Submitted to: Demonstration Erosion Control Conference Proceedings
Publication Type: Abstract Only
Publication Acceptance Date: September 1, 1996
Publication Date: N/A
Automated drainage identification and watershed segmentation from grid Digital Elevation Models (DEM) is a feature that is found in many GIS packages. However, problems still exist in the determination of realistic and topographically consistent drainage patterns over sinks and flat surfaces in DEMs. Also, the identification of the drainage network topology from images and the determination of geometric characteristics of individual subcatchments is rarely found in commercial GIS packages.
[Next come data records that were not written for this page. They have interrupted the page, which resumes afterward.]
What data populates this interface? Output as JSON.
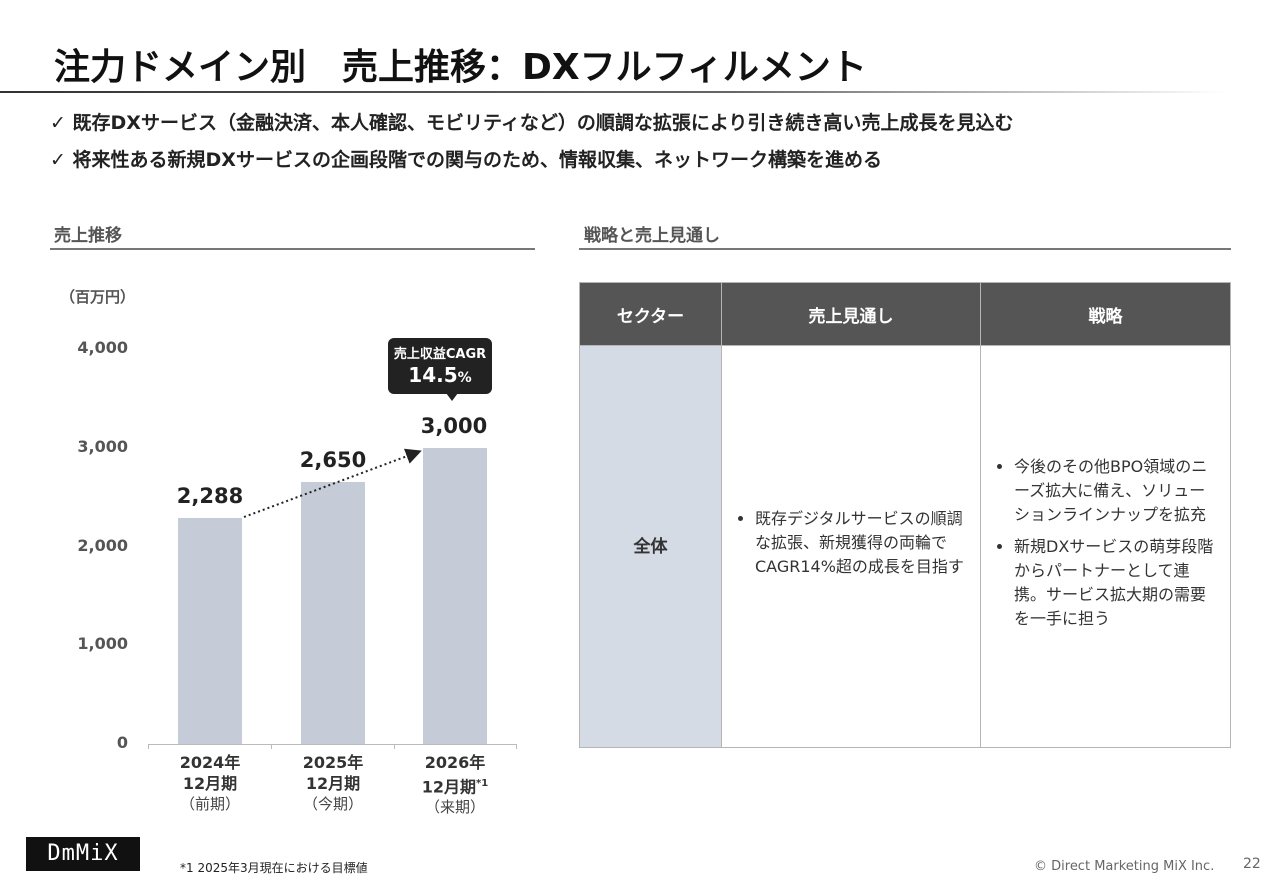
{
  "title": "注力ドメイン別　売上推移：DXフルフィルメント",
  "bullets": [
    "✓ 既存DXサービス（金融決済、本人確認、モビリティなど）の順調な拡張により引き続き高い売上成長を見込む",
    "✓ 将来性ある新規DXサービスの企画段階での関与のため、情報収集、ネットワーク構築を進める"
  ],
  "left_section": "売上推移",
  "right_section": "戦略と売上見通し",
  "callout": {
    "line1": "売上収益CAGR",
    "value": "14.5",
    "unit": "%"
  },
  "chart_data": {
    "type": "bar",
    "unit": "（百万円）",
    "yticks": [
      "4,000",
      "3,000",
      "2,000",
      "1,000",
      "0"
    ],
    "ylim": [
      0,
      4000
    ],
    "categories": [
      {
        "year": "2024年",
        "period": "12月期",
        "sup": "",
        "note": "（前期）"
      },
      {
        "year": "2025年",
        "period": "12月期",
        "sup": "",
        "note": "（今期）"
      },
      {
        "year": "2026年",
        "period": "12月期",
        "sup": "*1",
        "note": "（来期）"
      }
    ],
    "values": [
      2288,
      2650,
      3000
    ],
    "value_labels": [
      "2,288",
      "2,650",
      "3,000"
    ],
    "colors": {
      "bar": "#c5ccd8"
    }
  },
  "table": {
    "headers": [
      "セクター",
      "売上見通し",
      "戦略"
    ],
    "sector": "全体",
    "outlook": [
      "既存デジタルサービスの順調な拡張、新規獲得の両輪でCAGR14%超の成長を目指す"
    ],
    "strategy": [
      "今後のその他BPO領域のニーズ拡大に備え、ソリューションラインナップを拡充",
      "新規DXサービスの萌芽段階からパートナーとして連携。サービス拡大期の需要を一手に担う"
    ],
    "colors": {
      "header": "#555555",
      "sector": "#d5dbe5"
    }
  },
  "footer": {
    "logo": "DmMiX",
    "footnote": "*1  2025年3月現在における目標値",
    "copyright": "© Direct Marketing MiX Inc.",
    "page": "22"
  }
}
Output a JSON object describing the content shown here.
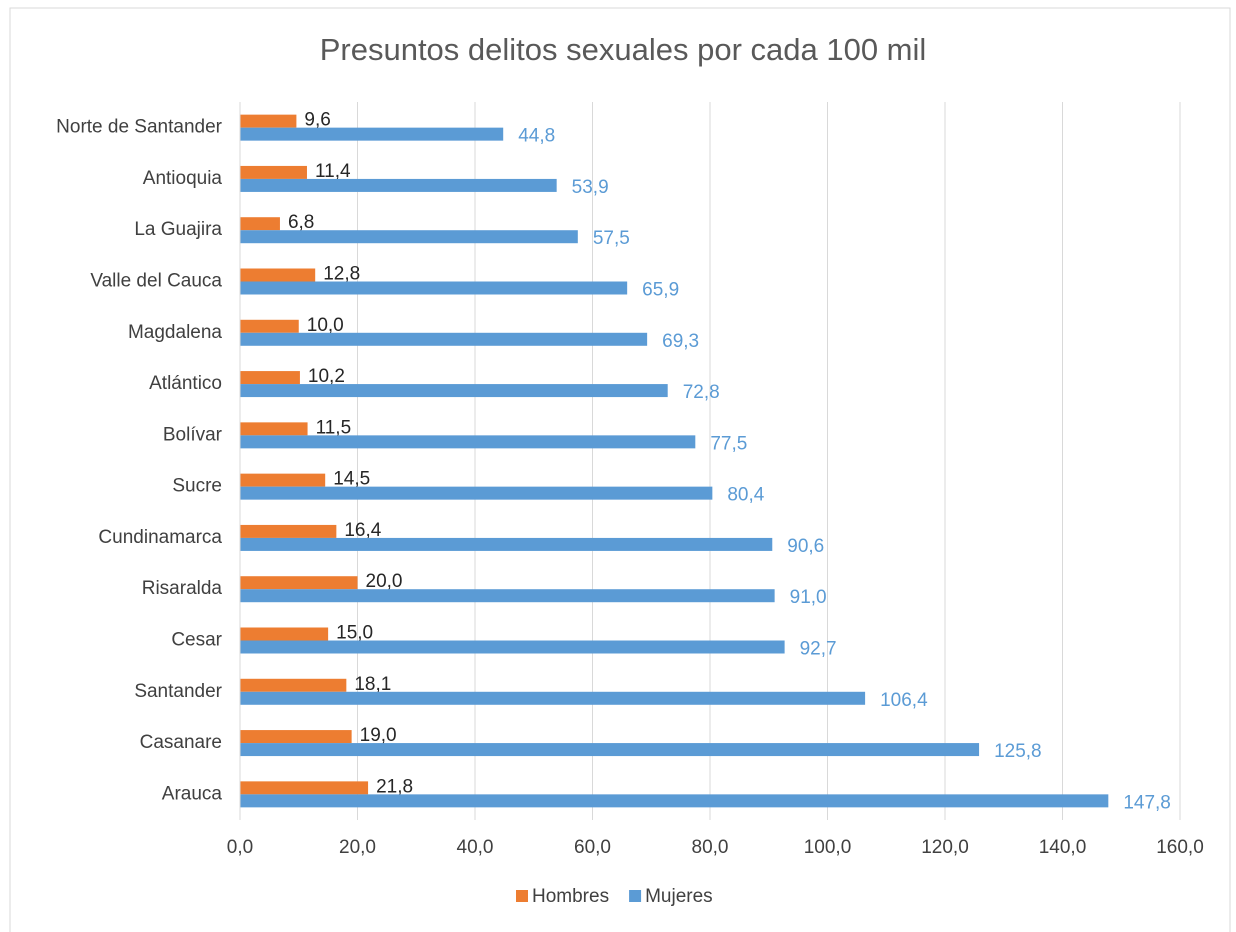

Yet, proper drainage identification and automated parameterization of subcatchments from DEMs is often necessary for distributed hydrologic/hydraulic model applications. This paper presents improved methodologies to generate realistic and topographically consistent drainage patterns over sinks and flat surfaces in DEMs; describes an identification of network topology that overcomes grid dependency; and, outlines the parameterization of subcatchments for the Wooding open-book subcatchment representation. As a result the extent and number of sinks created by narrow flow obstructions in DEMs are reduced by breaching narrow sink outlets; the drainage indeterminacy over flat surfaces in DEM is resolved by projecting the topographic characteristics surrounding the flat surface into the flat surface; and, the dependance of the network topology on grid size is overcome by decomposing multiple junctions at the grid level into a sequence of single junctions. Finally, the calculation of hydraulically representative catchment length, width, and slope of Wooding open-book planes representing irregularly shaped subcatchments is based on weighted flow path characteristics of all flow paths within the subcatchment.